Helppi e il PLO, un amore infinito

Al di là di queste bizzarrie, la carriera di Juha Helppi è andata avanti nel tempo senza conoscere declino. La sua abilità nelle varianti di poker lo ha aiutato a mantenersi competitivo negli anni. Infatti, Juha deve i suoi maggiori successi al Pot Limit Omaha, specialità che gli ha anche regalato l’ultima soddisfazione.

Si tratta del 10.400€ Championship del PLO Grand Slam, importante circuito dedicato al Pot Limit Omaha che si teneva a Praga pochi giorni prima rispetto all’attuale tappa EPT.

Helppi ha sconfitto il connazionale Aki Vihikainen in heads up, dopo aver chiuso un deal a tre che comprendeva anche il danese Alexander Petersen.

Juha Helppi: “molti giocatori forti di 20 anni fa, oggi sarebbero fish”

Si tratta dell’ennesimo successo di un giocatore incredibile, ma che è sempre rimasto un tipo discreto e con i piedi ben piantati per terra.

Lo dimostra anche l’intervista a caldo, rilasciata poco dopo questo successo nel PLO Grand Slam. Un’intervista breve, in cui però Juha Helppi ha detto cose molto interessanti, anche sulla sua stessa carriera.

“Quando iniziai a giocare, ovviamente ero molto scarso. Ma la maggior parte degli avversari era più scarsa di me, per cui riuscivo a guadagnare soldi facilmente”, racconta.

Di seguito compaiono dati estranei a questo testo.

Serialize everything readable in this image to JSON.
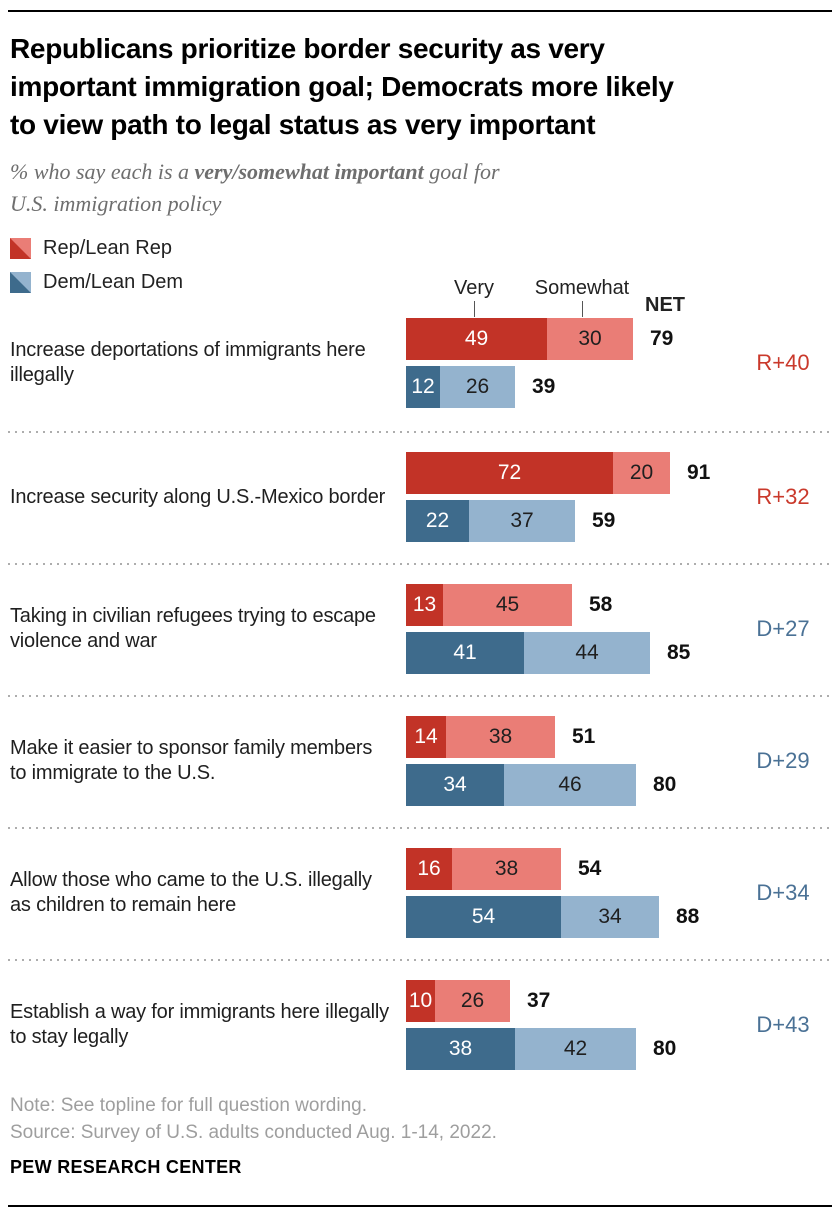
{
  "chart_data": {
    "type": "bar",
    "subtype": "horizontal-stacked-grouped",
    "title": "Republicans prioritize border security as very important immigration goal; Democrats more likely to view path to legal status as very important",
    "subtitle": "% who say each is a very/somewhat important goal for U.S. immigration policy",
    "stack_segments": [
      "Very",
      "Somewhat"
    ],
    "series_groups": [
      "Rep/Lean Rep",
      "Dem/Lean Dem"
    ],
    "xlim": [
      0,
      100
    ],
    "legend_position": "top-left",
    "grid": false,
    "rows": [
      {
        "label": "Increase deportations of immigrants here illegally",
        "rep": {
          "very": 49,
          "somewhat": 30,
          "net": 79
        },
        "dem": {
          "very": 12,
          "somewhat": 26,
          "net": 39
        },
        "diff": {
          "text": "R+40",
          "color": "#ca392b"
        }
      },
      {
        "label": "Increase security along U.S.-Mexico border",
        "rep": {
          "very": 72,
          "somewhat": 20,
          "net": 91
        },
        "dem": {
          "very": 22,
          "somewhat": 37,
          "net": 59
        },
        "diff": {
          "text": "R+32",
          "color": "#ca392b"
        }
      },
      {
        "label": "Taking in civilian refugees trying to escape violence and war",
        "rep": {
          "very": 13,
          "somewhat": 45,
          "net": 58
        },
        "dem": {
          "very": 41,
          "somewhat": 44,
          "net": 85
        },
        "diff": {
          "text": "D+27",
          "color": "#4a7195"
        }
      },
      {
        "label": "Make it easier to sponsor family members to immigrate to the U.S.",
        "rep": {
          "very": 14,
          "somewhat": 38,
          "net": 51
        },
        "dem": {
          "very": 34,
          "somewhat": 46,
          "net": 80
        },
        "diff": {
          "text": "D+29",
          "color": "#4a7195"
        }
      },
      {
        "label": "Allow those who came to the U.S. illegally as children to remain here",
        "rep": {
          "very": 16,
          "somewhat": 38,
          "net": 54
        },
        "dem": {
          "very": 54,
          "somewhat": 34,
          "net": 88
        },
        "diff": {
          "text": "D+34",
          "color": "#4a7195"
        }
      },
      {
        "label": "Establish a way for immigrants here illegally to stay legally",
        "rep": {
          "very": 10,
          "somewhat": 26,
          "net": 37
        },
        "dem": {
          "very": 38,
          "somewhat": 42,
          "net": 80
        },
        "diff": {
          "text": "D+43",
          "color": "#4a7195"
        }
      }
    ]
  },
  "header": {
    "title_lines": [
      "Republicans prioritize border security as very",
      "important immigration goal; Democrats more likely",
      "to view path to legal status as very important"
    ],
    "subtitle_pre": "% who say each is a ",
    "subtitle_bold": "very/somewhat important",
    "subtitle_post": " goal for",
    "subtitle_line2": "U.S. immigration policy"
  },
  "legend": {
    "rep_label": "Rep/Lean Rep",
    "dem_label": "Dem/Lean Dem"
  },
  "columns": {
    "very": "Very",
    "somewhat": "Somewhat",
    "net": "NET"
  },
  "footer": {
    "note": "Note: See topline for full question wording.",
    "source": "Source: Survey of U.S. adults conducted Aug. 1-14, 2022.",
    "brand": "PEW RESEARCH CENTER"
  },
  "colors": {
    "rep_very": "#c23327",
    "rep_somewhat": "#ea7d76",
    "dem_very": "#3e6b8c",
    "dem_somewhat": "#94b3ce",
    "diff_rep": "#ca392b",
    "diff_dem": "#4a7195",
    "subtitle_gray": "#6e6e6e",
    "note_gray": "#9e9e9e"
  }
}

I raffronti con il passato sono sempre difficili, ma quando ci si trova davanti un giocatore che vinceva 25 anni fa e lo fa ancora oggi, le domande sono quasi scontate. Scontata, invece, non è affatto la risposta di Juha Helppi: “paragonare il poker di oggi a quello di allora? No, è impossibile.” Il riferimento è alla conoscenza del gioco, oggi molto più diffusa e che ha causato un’evoluzione nel poker stesso. Infatti, Juha è lapidario: “Molti che erano considerati ottimi giocatori 20 anni fa, oggi non potrebbero che essere dei fish”.